During the last quarter of 2023, AWS grew by 13% while Azure revenue increased by 30%, it noted. CNBC.
If these trends continue, Azure, which was growing faster thanks to the fallout from Microsoft’s estimated $13 billion investment in OpenAI, was poised to surpass AWS.
Certainly, AWS grew faster in the first quarter of 2024, reducing its growth disadvantage by three percentage points. However, Azure has maintained its growth.
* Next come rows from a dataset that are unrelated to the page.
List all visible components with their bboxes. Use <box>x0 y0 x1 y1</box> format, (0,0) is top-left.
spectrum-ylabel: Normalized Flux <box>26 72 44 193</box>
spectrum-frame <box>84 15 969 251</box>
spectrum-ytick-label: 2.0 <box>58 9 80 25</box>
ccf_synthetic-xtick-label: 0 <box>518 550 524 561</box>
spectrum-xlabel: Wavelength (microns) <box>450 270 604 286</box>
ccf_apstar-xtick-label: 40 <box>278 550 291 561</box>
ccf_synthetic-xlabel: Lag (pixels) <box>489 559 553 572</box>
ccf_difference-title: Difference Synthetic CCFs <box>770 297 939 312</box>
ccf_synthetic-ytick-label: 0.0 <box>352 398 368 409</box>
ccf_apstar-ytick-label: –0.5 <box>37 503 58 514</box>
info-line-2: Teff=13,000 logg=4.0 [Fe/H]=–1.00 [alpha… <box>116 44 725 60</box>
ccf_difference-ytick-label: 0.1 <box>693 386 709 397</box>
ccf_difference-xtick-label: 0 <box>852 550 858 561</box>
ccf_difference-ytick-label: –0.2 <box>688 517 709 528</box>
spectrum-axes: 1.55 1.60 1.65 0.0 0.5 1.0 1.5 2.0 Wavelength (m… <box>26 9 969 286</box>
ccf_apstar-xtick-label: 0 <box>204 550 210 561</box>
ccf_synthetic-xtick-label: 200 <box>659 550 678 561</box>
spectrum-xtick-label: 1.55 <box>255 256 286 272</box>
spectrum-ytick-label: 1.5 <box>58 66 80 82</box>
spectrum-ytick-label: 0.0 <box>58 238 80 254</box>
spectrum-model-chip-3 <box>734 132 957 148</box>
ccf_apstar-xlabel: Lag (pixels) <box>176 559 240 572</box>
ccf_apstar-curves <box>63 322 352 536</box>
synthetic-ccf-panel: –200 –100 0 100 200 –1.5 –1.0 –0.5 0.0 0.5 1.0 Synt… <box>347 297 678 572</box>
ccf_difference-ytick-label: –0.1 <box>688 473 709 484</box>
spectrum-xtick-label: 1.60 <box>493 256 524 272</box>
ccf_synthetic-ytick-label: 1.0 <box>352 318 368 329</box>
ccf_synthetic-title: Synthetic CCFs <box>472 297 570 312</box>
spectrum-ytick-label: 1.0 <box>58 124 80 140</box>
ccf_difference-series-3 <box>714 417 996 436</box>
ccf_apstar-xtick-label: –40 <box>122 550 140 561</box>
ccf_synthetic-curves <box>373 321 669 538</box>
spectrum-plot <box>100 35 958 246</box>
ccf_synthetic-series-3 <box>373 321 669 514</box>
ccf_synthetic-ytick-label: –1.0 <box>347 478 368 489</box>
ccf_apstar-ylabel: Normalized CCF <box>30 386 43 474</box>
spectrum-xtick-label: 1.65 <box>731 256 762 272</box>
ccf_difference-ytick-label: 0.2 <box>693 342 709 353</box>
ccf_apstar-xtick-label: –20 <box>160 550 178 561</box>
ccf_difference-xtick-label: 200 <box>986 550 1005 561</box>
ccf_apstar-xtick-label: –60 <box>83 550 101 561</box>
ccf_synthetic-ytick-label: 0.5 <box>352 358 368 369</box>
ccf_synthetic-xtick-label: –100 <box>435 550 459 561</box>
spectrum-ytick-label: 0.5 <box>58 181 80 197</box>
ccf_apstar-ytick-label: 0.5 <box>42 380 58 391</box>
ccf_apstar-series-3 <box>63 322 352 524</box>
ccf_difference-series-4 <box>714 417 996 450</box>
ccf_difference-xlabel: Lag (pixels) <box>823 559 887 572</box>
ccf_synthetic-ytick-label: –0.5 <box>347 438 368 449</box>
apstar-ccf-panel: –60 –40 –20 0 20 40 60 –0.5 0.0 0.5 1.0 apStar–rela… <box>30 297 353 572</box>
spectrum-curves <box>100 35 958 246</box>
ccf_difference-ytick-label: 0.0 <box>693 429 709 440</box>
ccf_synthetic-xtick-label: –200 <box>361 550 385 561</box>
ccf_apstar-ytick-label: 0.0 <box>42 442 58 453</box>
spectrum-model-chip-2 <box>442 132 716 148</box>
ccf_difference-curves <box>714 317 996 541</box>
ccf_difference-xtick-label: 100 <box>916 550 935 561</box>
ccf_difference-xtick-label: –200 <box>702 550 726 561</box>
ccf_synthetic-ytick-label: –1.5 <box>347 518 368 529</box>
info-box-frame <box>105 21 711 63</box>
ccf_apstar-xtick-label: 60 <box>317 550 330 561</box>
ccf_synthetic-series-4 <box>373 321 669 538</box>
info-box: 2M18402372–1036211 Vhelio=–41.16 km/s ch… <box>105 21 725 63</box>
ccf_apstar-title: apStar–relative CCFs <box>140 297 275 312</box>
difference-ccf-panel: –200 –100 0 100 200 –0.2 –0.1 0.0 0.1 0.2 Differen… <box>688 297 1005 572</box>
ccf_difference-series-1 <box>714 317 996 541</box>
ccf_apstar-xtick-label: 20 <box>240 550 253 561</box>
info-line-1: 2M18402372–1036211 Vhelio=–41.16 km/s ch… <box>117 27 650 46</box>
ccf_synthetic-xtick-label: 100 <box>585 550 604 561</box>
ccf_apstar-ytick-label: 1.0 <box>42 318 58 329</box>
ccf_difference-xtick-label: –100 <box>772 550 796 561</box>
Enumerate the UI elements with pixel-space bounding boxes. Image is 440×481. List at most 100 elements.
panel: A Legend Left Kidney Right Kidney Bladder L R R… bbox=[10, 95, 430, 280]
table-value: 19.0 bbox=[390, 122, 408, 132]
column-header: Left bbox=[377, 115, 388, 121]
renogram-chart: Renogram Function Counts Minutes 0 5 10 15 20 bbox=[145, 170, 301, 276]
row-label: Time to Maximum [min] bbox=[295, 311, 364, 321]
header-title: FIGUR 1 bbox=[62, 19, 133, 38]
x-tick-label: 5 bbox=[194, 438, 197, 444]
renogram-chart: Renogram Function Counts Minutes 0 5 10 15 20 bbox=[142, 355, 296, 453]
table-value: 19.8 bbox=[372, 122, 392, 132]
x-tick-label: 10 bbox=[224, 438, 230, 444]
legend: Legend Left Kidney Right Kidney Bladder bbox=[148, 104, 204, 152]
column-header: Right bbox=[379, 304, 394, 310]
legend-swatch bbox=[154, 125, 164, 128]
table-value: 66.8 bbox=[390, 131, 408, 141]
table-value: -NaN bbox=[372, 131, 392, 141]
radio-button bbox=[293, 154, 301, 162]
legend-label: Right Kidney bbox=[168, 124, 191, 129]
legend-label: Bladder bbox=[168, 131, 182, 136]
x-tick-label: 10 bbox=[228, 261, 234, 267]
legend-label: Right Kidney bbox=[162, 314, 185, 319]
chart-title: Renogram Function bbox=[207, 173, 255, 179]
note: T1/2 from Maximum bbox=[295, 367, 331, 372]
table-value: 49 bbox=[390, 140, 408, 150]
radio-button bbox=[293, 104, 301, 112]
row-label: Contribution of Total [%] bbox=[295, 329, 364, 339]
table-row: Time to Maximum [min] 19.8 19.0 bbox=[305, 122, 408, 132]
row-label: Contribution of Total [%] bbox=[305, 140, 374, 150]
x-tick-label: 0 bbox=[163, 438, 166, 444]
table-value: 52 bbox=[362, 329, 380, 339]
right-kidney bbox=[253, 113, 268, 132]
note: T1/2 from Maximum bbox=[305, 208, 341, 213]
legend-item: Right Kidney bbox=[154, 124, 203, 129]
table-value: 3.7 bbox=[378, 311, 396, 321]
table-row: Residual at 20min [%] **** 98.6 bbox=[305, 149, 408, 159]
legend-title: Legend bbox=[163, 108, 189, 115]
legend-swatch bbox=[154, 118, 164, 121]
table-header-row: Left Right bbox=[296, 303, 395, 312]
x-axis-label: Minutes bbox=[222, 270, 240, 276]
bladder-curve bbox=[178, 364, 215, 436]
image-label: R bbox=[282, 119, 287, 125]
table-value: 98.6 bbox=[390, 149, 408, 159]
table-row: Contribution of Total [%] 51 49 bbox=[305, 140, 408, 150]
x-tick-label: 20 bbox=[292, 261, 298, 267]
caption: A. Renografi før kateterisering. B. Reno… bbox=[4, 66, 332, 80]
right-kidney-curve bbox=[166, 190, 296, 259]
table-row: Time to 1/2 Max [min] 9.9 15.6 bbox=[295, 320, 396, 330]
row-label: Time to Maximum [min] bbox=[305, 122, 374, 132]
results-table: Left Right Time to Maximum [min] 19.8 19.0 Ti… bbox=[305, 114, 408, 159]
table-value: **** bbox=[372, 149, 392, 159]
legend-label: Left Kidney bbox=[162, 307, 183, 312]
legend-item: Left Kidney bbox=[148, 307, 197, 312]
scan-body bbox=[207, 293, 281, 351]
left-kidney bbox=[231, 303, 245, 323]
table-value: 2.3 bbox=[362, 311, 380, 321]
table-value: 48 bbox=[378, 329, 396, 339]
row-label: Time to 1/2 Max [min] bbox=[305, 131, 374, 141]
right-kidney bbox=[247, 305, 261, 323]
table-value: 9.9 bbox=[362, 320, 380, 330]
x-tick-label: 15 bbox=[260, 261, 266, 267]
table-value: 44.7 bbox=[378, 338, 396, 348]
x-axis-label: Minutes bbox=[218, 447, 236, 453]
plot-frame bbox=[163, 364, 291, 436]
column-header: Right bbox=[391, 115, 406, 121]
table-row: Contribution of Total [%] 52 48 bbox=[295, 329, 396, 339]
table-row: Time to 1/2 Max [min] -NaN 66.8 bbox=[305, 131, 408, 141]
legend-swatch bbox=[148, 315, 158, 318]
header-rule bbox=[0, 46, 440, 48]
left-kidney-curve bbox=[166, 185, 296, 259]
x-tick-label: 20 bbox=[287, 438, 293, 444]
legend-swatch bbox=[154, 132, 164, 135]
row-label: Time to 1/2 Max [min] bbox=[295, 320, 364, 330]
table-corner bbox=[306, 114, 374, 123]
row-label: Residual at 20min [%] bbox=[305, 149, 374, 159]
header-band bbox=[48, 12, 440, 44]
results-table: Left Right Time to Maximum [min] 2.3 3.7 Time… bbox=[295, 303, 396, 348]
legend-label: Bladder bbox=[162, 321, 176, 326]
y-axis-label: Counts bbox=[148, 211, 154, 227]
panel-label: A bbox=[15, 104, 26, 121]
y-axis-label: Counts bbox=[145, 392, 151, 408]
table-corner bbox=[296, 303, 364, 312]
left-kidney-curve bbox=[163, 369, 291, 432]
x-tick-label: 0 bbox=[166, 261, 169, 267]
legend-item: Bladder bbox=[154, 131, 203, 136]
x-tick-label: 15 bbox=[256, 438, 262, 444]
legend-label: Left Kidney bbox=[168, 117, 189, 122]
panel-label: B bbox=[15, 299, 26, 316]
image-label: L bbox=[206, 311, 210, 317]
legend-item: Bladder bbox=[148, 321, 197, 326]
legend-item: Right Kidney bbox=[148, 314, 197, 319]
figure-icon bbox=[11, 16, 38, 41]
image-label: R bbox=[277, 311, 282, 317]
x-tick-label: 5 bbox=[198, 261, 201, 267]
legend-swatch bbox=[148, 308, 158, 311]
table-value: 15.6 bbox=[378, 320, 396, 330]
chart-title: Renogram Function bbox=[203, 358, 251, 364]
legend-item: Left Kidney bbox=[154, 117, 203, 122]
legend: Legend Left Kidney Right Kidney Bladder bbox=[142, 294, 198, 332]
Specifically, AWS revenue grew 17% in the first quarter, according to CNBCcompared to Azure’s 31% growth during the quarter, CRN note.
In the first quarter of 2024, AWS maintained its 31% share of the cloud services market while Microsoft’s Azure gained a percentage point to 25% of the market, according to Statist.
Will Amazon’s Generative AI Strategy Restore 27.7% Revenue Growth?
Amazon stock outperformed Microsoft in the first half of 2024. Specifically, Amazon shares rose 30%, representing a market cap of $2.07 trillion. In contrast, Microsoft’s stock rose 22% to a market cap of $3.4 trillion during the period, according to Google Finance.
Microsoft’s stock performance lagged despite growing faster and more profitably than Amazon in the first quarter. The software giant’s revenue increased by 17% with a net margin of 35.5%. Amazon’s revenue grew 12.5% in the first quarter with a relatively low net margin of 7.3%, Google Finance note.
Will Generative AI Help Amazon Grow Faster? Jassy told analysts in late April that AWS had already achieved a “multi-billion dollar” revenue run rate related to artificial intelligence, he noted. Investors’ daily life.
Amazon, which named former sales and marketing executive Matt Garman as head of AWS on June 3, has the right products but has been weaker on marketing. “I think Jassy’s goal over the next year will be to catch up with Microsoft in the generative AI race, at least in investor perception,” said CFRA analyst Arun Sundaram. IBD.
“That’s how I see the stock building on its gains,” he added.
Amazon’s stock could have more upside than Microsoft’s. Based on 42 analysts offering 12-month price targets, Amazon stock could rise 13.7% to the average of $221.70, noted TipRanks. The 35 analysts offering 12-month price targets for Microsoft see an 11% upside from the average target of $500.71, TipRankswrote.